Я не мог найти ответ на это нигде. Как я могу узнать, кто переименовал каталог?

ls -al показывает только имя пользователя, который создал этот каталог.

Это не та информация, которая обычно записывается, если только вы не проявили к этому особого отношения (например, через какую-то систему аудита).

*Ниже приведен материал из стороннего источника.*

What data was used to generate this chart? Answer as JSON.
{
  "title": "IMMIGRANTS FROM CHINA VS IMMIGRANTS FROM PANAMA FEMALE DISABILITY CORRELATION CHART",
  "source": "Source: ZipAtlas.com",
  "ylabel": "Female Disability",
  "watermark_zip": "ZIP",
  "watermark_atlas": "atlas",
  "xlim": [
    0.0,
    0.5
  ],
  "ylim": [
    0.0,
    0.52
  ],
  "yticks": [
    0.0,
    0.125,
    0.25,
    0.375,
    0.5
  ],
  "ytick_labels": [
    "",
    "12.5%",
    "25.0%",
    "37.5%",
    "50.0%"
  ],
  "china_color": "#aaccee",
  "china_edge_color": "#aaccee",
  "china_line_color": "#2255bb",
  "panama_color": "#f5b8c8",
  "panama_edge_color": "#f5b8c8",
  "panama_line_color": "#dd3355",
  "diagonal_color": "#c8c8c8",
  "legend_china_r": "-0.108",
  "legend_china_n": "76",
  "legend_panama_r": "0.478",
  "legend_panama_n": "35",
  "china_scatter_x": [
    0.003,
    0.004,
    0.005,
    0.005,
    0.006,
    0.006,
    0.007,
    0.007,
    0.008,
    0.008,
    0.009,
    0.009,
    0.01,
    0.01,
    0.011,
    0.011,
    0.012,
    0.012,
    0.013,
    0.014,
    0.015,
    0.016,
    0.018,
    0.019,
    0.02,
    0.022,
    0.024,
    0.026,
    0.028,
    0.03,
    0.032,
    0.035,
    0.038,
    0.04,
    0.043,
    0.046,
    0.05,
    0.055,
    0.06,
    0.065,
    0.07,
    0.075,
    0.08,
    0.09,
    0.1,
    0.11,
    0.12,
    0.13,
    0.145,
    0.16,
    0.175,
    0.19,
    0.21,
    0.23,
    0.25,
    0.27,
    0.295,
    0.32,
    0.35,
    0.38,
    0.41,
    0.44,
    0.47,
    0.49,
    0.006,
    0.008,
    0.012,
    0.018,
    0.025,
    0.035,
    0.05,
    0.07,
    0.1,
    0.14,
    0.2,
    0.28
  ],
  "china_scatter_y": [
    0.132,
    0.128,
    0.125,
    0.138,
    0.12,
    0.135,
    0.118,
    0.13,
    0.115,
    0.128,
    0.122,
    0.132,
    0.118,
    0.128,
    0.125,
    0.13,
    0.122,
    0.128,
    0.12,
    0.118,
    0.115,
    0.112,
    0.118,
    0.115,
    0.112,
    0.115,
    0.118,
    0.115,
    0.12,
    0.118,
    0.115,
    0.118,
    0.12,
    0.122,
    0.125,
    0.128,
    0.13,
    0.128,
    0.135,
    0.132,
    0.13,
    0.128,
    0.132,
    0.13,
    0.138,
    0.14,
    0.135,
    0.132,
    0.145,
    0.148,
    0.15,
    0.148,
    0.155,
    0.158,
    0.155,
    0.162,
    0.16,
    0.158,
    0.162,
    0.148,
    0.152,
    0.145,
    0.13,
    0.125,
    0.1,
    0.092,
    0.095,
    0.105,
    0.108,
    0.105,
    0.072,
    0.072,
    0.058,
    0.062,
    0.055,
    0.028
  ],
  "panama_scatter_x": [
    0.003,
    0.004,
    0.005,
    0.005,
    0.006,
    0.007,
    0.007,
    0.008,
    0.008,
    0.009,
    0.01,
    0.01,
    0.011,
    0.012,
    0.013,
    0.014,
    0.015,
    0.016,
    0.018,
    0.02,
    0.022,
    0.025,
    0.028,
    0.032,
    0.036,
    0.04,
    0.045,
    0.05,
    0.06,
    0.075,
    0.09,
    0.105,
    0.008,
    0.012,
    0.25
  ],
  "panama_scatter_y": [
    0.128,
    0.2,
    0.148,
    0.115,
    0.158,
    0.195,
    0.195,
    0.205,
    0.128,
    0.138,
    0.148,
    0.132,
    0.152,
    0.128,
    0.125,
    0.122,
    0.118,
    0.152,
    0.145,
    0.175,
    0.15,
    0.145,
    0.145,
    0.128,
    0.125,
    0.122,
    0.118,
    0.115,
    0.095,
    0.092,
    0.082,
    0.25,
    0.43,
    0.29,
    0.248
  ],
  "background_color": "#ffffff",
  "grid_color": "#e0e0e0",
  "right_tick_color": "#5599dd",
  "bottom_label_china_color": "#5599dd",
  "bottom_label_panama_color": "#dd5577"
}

Служба, через которую пользователь переименовал каталог (например, через FTP, SFTP, WebDAV, samba ...), может иметь журналы, которые могут помочь. Вы можете попробовать и проверить эти журналы, тем last, lastcomm, auditаутентификация регистрирует вокруг времени папка была переименована.

Если вы являетесь администратором, вы можете посмотреть файл истории оболочек пользователей, у которых были разрешения на его переименование (если каталог был переименован из /A/dirв /B/newdir, это тот, кто имел доступ на запись к обоим /Aи /B(при условии, /Aчто не имел tбит в своих разрешениях и /A/dirи /Bнаходится на одной файловой системе)).

Ты не можешь Поскольку переименование каталога (или файла) меняет запись в (родительском) каталоге, это должен был быть кто-то с правами на запись в этот каталог, но он нигде не зарегистрирован, кто изменяет файлы / каталоги.

Вы можете использовать loggedfs .

Описание

LoggedFS - это файловая система на основе предохранителей, которая может регистрировать все операции, которые в ней происходят.

Как это работает ?

Предохранитель делает почти все. LoggedFS отправляет сообщение в системный журнал только при вызове fuse, а затем позволяет реальной файловой системе выполнить остальную часть работы.

Это доступно как deb в Ubuntu. Очень забавная вещь. Однако, когда вы попытаетесь использовать его на занятом сервере, он легко съест все ваше дисковое пространство.